M Jacobs
M Jacobs

Reputation: 260

Git rebase tries to apply changes to wrong file

I have a problem understanding what goes wrong in the following scenario:

I have a feature branch X that is behind on development, so I do a rebase of this feature branch by calling git rebase development when the HEAD is on this feature branch X. Git now replays all commits of my feature branch on development, and it stops on a commit that has conflicts. I fixed the conflict by removing some files that shouldn't be there in the first place and added the folder to my .gitignore then I continue by staging the changes and git rebase --continue. Now the rebase stops again on a commit that has changes to some of the files that I removed earlier. However, instead of noting that this specific file does not exist anymore, git tries to apply the changes to a different file in the folder!
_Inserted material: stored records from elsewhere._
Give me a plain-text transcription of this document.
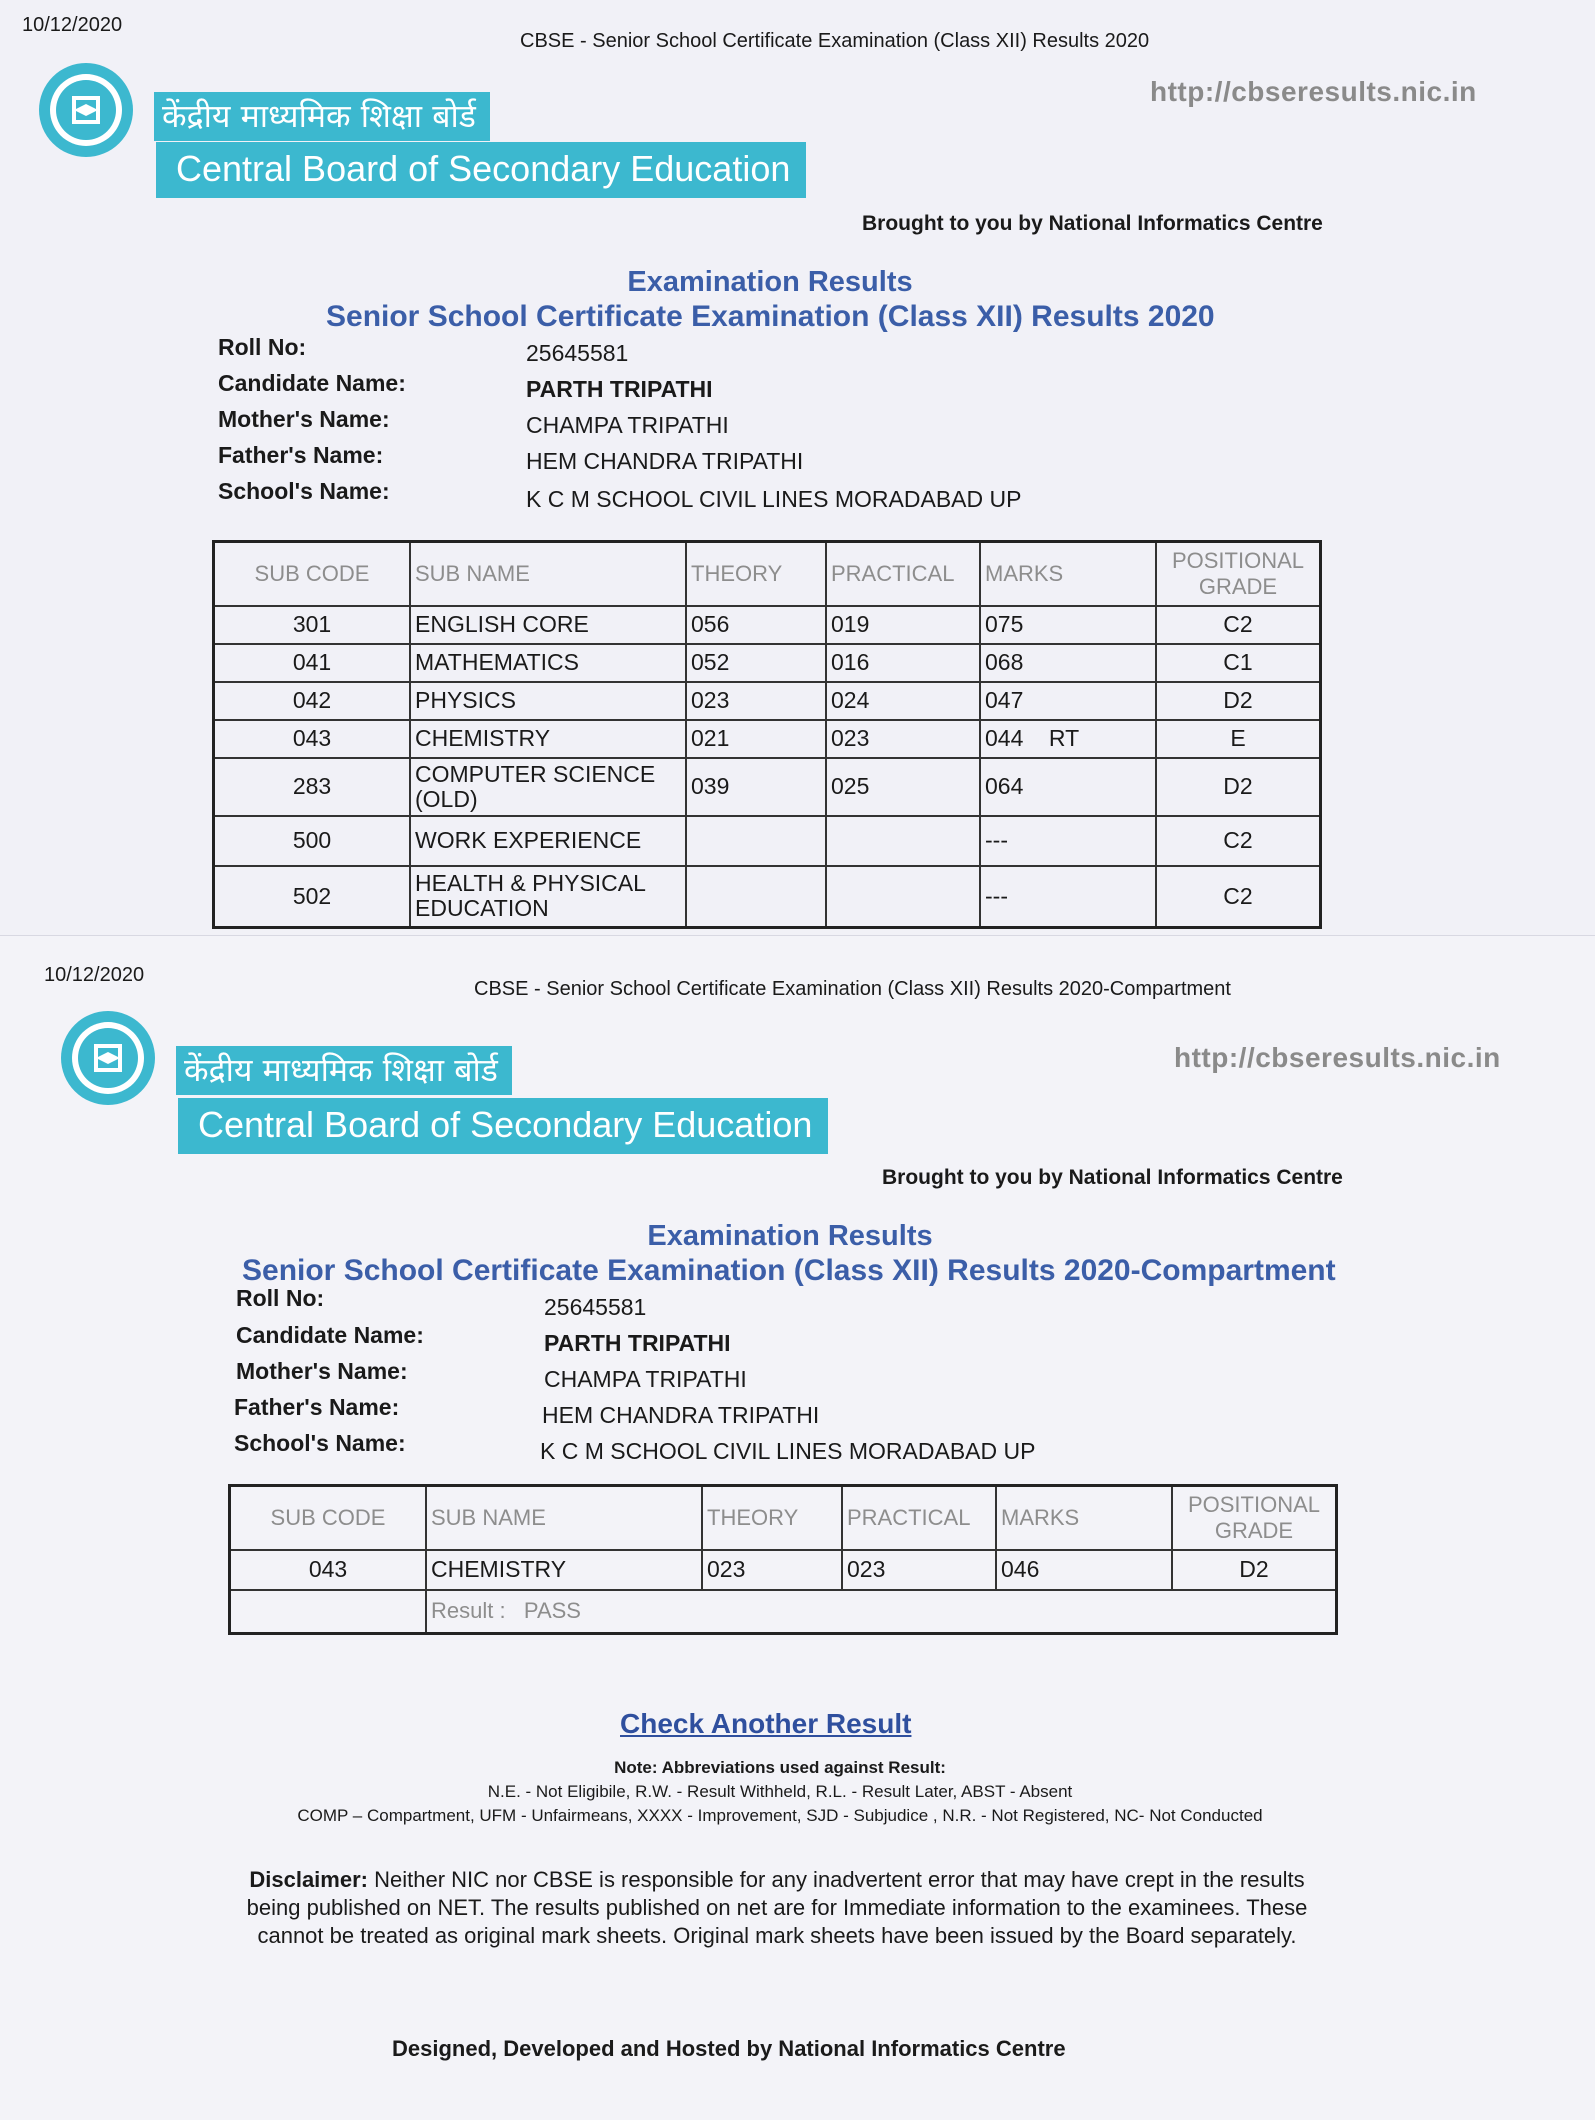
10/12/2020
CBSE - Senior School Certificate Examination (Class XII) Results 2020
http://cbseresults.nic.in
केंद्रीय माध्यमिक शिक्षा बोर्ड
Central Board of Secondary Education
Brought to you by National Informatics Centre
Examination Results
Senior School Certificate Examination (Class XII) Results 2020
Roll No:	25645581
Candidate Name:	PARTH TRIPATHI
Mother's Name:	CHAMPA TRIPATHI
Father's Name:	HEM CHANDRA TRIPATHI
School's Name:	K C M SCHOOL CIVIL LINES MORADABAD UP
SUB CODE	SUB NAME	THEORY	PRACTICAL	MARKS	POSITIONAL
GRADE
301	ENGLISH CORE	056	019	075	C2
041	MATHEMATICS	052	016	068	C1
042	PHYSICS	023	024	047	D2
043	CHEMISTRY	021	023	044    RT	E
283	COMPUTER SCIENCE
(OLD)	039	025	064	D2
500	WORK EXPERIENCE			---	C2
502	HEALTH & PHYSICAL
EDUCATION			---	C2
10/12/2020
CBSE - Senior School Certificate Examination (Class XII) Results 2020-Compartment
http://cbseresults.nic.in
केंद्रीय माध्यमिक शिक्षा बोर्ड
Central Board of Secondary Education
Brought to you by National Informatics Centre
Examination Results
Senior School Certificate Examination (Class XII) Results 2020-Compartment
Roll No:	25645581
Candidate Name:	PARTH TRIPATHI
Mother's Name:	CHAMPA TRIPATHI
Father's Name:	HEM CHANDRA TRIPATHI
School's Name:	K C M SCHOOL CIVIL LINES MORADABAD UP
SUB CODE	SUB NAME	THEORY	PRACTICAL	MARKS	POSITIONAL
GRADE
043	CHEMISTRY	023	023	046	D2
	Result :   PASS				
Check Another Result
Note: Abbreviations used against Result:
N.E. - Not Eligibile, R.W. - Result Withheld, R.L. - Result Later, ABST - Absent
COMP – Compartment, UFM - Unfairmeans, XXXX - Improvement, SJD - Subjudice , N.R. - Not Registered, NC- Not Conducted
Disclaimer: Neither NIC nor CBSE is responsible for any inadvertent error that may have crept in the results being published on NET. The results published on net are for Immediate information to the examinees. These cannot be treated as original mark sheets. Original mark sheets have been issued by the Board separately.
Designed, Developed and Hosted by National Informatics Centre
Why is this default behavior? (I run Git 2.0)

The diff of the conflicting file is like this:

++<<<<<<< HEAD:<path>/XML/fileA.xslt
+ [...]  
+  
++=======
+ [....]
+       
++>>>>>>> <commit message>:<path>/XML/fileB.html

Upvotes: 4

Views: 562

Answers (2)

Emil Davtyan
Emil Davtyan

Reputation: 14089

Why is this default behavior?

Each commit stores a tree of the files, when you rebase ( as I understand ) it simply merges each commit commit in starting from the base commit.
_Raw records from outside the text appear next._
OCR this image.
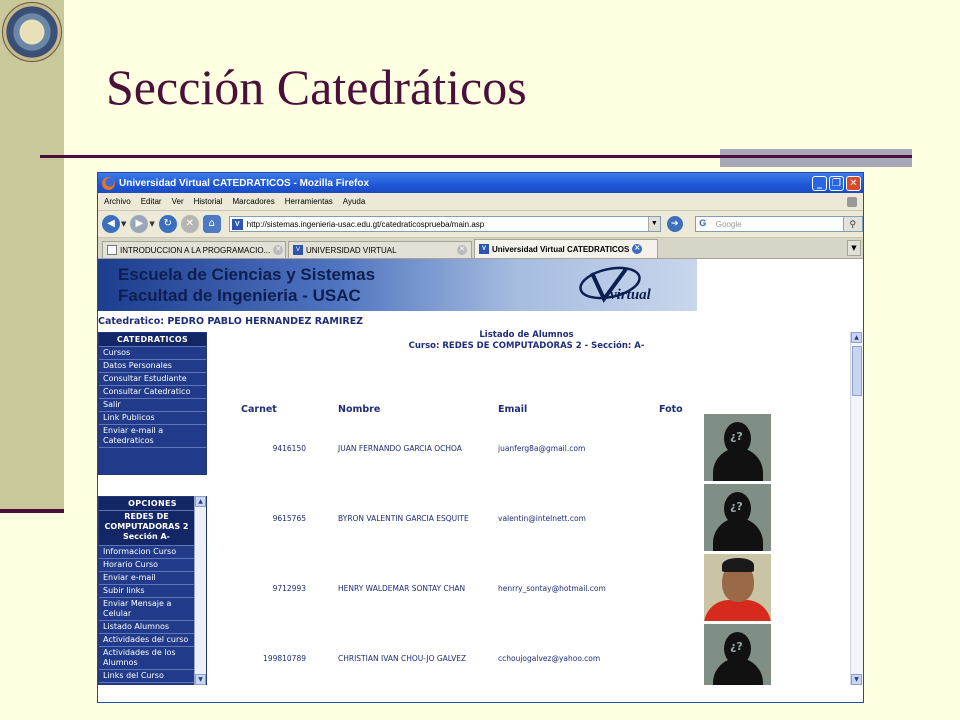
Sección Catedráticos
Universidad Virtual CATEDRATICOS - Mozilla Firefox	_	❐ ✕
Archivo Editar Ver Historial Marcadores Herramientas Ayuda
◀ ▼ ▶ ▼ ↻	✕	⌂	V http://sistemas.ingenieria-usac.edu.gt/catedraticosprueba/main.asp	▼	➔	G	Google	⚲
INTRODUCCION A LA PROGRAMACIO... ✕	V UNIVERSIDAD VIRTUAL	✕	V Universidad Virtual CATEDRATICOS ✕	▼
Escuela de Ciencias y Sistemas
Facultad de Ingenieria - USAC	virtual
Catedratico: PEDRO PABLO HERNANDEZ RAMIREZ
CATEDRATICOS
Cursos
Datos Personales
Consultar Estudiante
Consultar Catedratico
Salir
Link Publicos
Enviar e-mail a Catedraticos
OPCIONES
REDES DE COMPUTADORAS 2 Sección A-
Informacion Curso
Horario Curso
Enviar e-mail
Subir links
Enviar Mensaje a Celular
Listado Alumnos
Actividades del curso
Actividades de los Alumnos
Links del Curso
▲
▼
Listado de Alumnos
Curso: REDES DE COMPUTADORAS 2 - Sección: A-
Carnet	Nombre	Email	Foto
9416150	JUAN FERNANDO GARCIA OCHOA	juanferg8a@gmail.com
¿?
9615765	BYRON VALENTIN GARCIA ESQUITE	valentin@intelnett.com
¿?
9712993	HENRY WALDEMAR SONTAY CHAN	henrry_sontay@hotmail.com
199810789	CHRISTIAN IVAN CHOU-JO GALVEZ	cchoujogalvez@yahoo.com
¿?
▲
▼
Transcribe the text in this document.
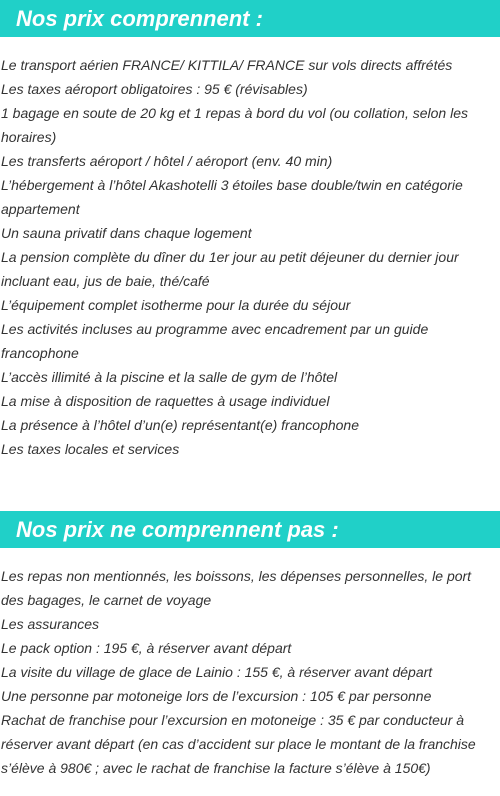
Nos prix comprennent :
Le transport aérien FRANCE/ KITTILA/ FRANCE sur vols directs affrétés
Les taxes aéroport obligatoires : 95 € (révisables)
1 bagage en soute de 20 kg et 1 repas à bord du vol (ou collation, selon les horaires)
Les transferts aéroport / hôtel / aéroport (env. 40 min)
L’hébergement à l’hôtel Akashotelli 3 étoiles base double/twin en catégorie appartement
Un sauna privatif dans chaque logement
La pension complète du dîner du 1er jour au petit déjeuner du dernier jour incluant eau, jus de baie, thé/café
L’équipement complet isotherme pour la durée du séjour
Les activités incluses au programme avec encadrement par un guide francophone
L’accès illimité à la piscine et la salle de gym de l’hôtel
La mise à disposition de raquettes à usage individuel
La présence à l’hôtel d’un(e) représentant(e) francophone
Les taxes locales et services
Nos prix ne comprennent pas :
Les repas non mentionnés, les boissons, les dépenses personnelles, le port des bagages, le carnet de voyage
Les assurances
Le pack option : 195 €, à réserver avant départ
La visite du village de glace de Lainio : 155 €, à réserver avant départ
Une personne par motoneige lors de l’excursion : 105 € par personne
Rachat de franchise pour l’excursion en motoneige : 35 € par conducteur à réserver avant départ (en cas d’accident sur place le montant de la franchise s’élève à 980€ ; avec le rachat de franchise la facture s’élève à 150€)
What happens when you resolve the conflict by say removing the file fileA.xslt in the directory /XML/ which is itself is stored as a tree is something like this :

git ls-tree HEAD XML/
... blob ... fileA.xslt
... blob ... fileB.html

After removal the XML directory tree looks something like this :

git ls-tree HEAD XML/
... blob ... fileB.html

Now if you try to merge it again with a tree with the removed file present ( the commit where it is modified ) :

git ls-tree HEAD XML/
... blob ... fileA.xslt
... blob ... fileB.html

So my guess is to match it will probably try to convert the fileB.html into fileA.xst as they are both the first file in the different versions of the XML tree or have been determined to be very similar.


BTW : You can do an interactive rebase and edit, skip, or reorder the commits if it is necessary.

Upvotes: 1

Andrei Dziahel
Andrei Dziahel

Reputation: 969

Because git doesn't record changes made, just snapshots, your changes were erroneously detected as renaming .xml to .html and replacing its' content with content of .html file. I think there might be some switch that provides hints for git on that matter, but I'm not sure.